Images by Robert McCabe. All rights reserved. Click here to purchase a copy of Weekend in Havana, published by Abbeville Press.

Q&A With Robert McCabe, Pt. 2: Weekend in Havana

For Part 2 of our Q&A with noted photographer Robert McCabe, we asked about the experiences surrounding his first book with Abbeville Press, Weekend in Havana: An American Photographer in the Forbidden City. Published in 2007 in a trilingual edition featuring English, Spanish, and Greek, the book is a moving photographic celebration of Havana and its people. McCabe shared his recollections of the project’s origins and reflected on the slow change that has come to Cuba in recent years.

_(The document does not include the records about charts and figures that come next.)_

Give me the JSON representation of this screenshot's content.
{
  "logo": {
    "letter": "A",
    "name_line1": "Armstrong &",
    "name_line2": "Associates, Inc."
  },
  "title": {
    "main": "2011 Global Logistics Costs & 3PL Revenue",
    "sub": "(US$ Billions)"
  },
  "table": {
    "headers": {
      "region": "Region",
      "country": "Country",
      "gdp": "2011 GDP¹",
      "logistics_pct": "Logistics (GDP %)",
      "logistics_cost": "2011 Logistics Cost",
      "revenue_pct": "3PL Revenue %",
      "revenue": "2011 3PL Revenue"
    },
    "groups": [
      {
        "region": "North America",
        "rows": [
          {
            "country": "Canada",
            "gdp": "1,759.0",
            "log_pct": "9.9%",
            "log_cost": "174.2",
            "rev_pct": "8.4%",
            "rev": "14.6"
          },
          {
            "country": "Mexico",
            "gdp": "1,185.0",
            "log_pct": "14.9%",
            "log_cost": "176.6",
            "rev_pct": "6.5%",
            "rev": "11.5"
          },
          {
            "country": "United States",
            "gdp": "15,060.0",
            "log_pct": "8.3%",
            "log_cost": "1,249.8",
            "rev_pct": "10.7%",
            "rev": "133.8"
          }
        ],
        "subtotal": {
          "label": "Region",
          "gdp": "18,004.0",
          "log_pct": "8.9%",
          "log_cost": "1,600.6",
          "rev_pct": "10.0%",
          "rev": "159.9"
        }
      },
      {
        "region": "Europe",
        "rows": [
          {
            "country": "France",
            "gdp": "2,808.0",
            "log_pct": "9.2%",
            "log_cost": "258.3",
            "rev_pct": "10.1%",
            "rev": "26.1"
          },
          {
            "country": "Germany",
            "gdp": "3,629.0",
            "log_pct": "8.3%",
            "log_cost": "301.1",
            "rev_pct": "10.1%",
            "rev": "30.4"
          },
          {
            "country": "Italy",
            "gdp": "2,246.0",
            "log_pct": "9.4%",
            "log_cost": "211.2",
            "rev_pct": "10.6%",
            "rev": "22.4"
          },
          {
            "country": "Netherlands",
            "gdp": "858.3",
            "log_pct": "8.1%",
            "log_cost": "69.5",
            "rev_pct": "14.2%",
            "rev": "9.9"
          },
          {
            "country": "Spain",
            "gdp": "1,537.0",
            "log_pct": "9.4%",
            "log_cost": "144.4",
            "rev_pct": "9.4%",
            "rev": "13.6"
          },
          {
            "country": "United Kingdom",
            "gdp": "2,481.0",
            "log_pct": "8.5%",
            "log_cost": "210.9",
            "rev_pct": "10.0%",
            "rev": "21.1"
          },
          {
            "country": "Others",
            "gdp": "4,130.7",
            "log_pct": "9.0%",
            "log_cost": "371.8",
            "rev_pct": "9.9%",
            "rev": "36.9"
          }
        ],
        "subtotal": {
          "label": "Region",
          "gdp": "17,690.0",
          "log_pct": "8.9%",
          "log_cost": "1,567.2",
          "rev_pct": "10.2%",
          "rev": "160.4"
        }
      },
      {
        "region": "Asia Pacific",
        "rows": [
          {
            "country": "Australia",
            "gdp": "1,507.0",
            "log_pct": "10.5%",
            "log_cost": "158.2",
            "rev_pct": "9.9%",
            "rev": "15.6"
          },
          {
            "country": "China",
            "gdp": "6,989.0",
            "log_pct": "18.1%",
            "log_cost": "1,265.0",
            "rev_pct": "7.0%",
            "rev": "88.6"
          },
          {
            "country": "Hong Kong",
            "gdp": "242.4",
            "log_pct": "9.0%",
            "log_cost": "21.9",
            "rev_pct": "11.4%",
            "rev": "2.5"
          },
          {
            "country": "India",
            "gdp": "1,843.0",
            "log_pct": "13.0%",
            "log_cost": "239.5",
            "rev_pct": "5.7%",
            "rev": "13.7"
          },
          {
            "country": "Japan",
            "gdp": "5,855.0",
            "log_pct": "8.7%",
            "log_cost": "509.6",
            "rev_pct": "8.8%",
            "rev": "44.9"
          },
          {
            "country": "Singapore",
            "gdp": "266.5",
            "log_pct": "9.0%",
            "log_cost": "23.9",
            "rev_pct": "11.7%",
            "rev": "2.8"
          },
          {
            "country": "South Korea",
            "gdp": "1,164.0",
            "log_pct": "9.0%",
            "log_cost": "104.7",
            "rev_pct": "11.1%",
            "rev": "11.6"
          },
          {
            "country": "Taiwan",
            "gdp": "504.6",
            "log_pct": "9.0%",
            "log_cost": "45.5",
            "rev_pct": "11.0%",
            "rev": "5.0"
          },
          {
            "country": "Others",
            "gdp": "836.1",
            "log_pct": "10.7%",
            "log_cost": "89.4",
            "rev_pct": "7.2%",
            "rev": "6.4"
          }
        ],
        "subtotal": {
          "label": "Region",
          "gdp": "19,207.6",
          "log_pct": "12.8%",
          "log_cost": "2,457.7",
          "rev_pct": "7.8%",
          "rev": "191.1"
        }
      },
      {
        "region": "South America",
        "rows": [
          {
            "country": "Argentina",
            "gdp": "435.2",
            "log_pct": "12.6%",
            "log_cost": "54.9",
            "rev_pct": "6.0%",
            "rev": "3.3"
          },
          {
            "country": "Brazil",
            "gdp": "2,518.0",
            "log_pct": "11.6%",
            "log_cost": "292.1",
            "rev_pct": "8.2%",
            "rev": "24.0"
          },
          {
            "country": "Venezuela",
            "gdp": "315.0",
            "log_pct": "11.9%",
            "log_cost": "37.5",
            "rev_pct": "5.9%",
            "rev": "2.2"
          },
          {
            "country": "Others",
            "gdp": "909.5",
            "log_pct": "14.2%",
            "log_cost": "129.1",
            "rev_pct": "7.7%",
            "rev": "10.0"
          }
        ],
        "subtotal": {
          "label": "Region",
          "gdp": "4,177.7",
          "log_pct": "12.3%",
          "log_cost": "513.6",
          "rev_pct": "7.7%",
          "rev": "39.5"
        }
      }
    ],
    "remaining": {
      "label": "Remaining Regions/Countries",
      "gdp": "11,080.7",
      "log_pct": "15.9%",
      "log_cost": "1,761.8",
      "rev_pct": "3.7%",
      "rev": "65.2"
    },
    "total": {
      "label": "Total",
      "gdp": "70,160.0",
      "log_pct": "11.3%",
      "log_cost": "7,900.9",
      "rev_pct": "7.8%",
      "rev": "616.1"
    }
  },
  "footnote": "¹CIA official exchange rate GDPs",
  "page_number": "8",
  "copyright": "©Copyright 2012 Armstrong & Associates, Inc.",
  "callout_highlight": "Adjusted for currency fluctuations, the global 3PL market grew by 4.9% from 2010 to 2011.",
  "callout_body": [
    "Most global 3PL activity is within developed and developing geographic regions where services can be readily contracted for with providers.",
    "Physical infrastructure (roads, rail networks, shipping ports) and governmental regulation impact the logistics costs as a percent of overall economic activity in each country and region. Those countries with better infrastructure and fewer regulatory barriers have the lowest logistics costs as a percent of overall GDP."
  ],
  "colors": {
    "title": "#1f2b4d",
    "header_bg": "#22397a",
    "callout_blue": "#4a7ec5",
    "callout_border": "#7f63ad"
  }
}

Q. How were you able to gain entry to the country to conduct your photographic campaign, and what was your experience like as a photographer there?

A. I was unexpectedly in Havana on a friend’s boat. We hadn’t planned to go but when we learned that we could visit Cuba as Americans as long as we didn’t spend any money the decision was easy. I didn’t even have a camera with me so I borrowed our daughter’s Nikon with its unusual Macro lens which she uses for archaeological photography. But it was perfect for street photography. What attracted me was the fact there were few tourists and we were getting a glimpse of the real Havana under Fidel Castro’s brand of communism. People were earning $20 to $30 a month. (They still are.) Many basics were rationed. While no one stopped me from taking photos, a local photographer was sentenced to 26 years in jail for sending unflattering photos out of Cuba. Most people welcomed my taking photos of them. The notable exception was a man covered in oil working under the hood of his car. I couldn’t blame him.

The owner of the boat I was on told the port authorities that we could only visit Havana if they would allow us to dock in Old Havana. If we had gone to the Marina we would have had to spend money on transportation into Havana. So they agreed and we ate and slept on the boat, and simply walked around the city. We had a berth on a renovated pier right at the edge of the old city.

Q. How have the politics and social climate of the country changed in recent decades?

A. Fidel has retired, but the regime is still harsh with dissidents. Entrepreneurs have many more opportunities now and can earn decent money if they can find a position in the tourist industry.

Things have opened up now and many U.S. groups go to Cuba on study tours. There are many many tourists from Europe and Canada.

Q. I was struck by the graffito in one of your photographs that translates as “Here, we don’t want masters.” How would you interpret this?

A. I am afraid the “Here, we don’t want masters” was a pure propaganda slogan put up by the government.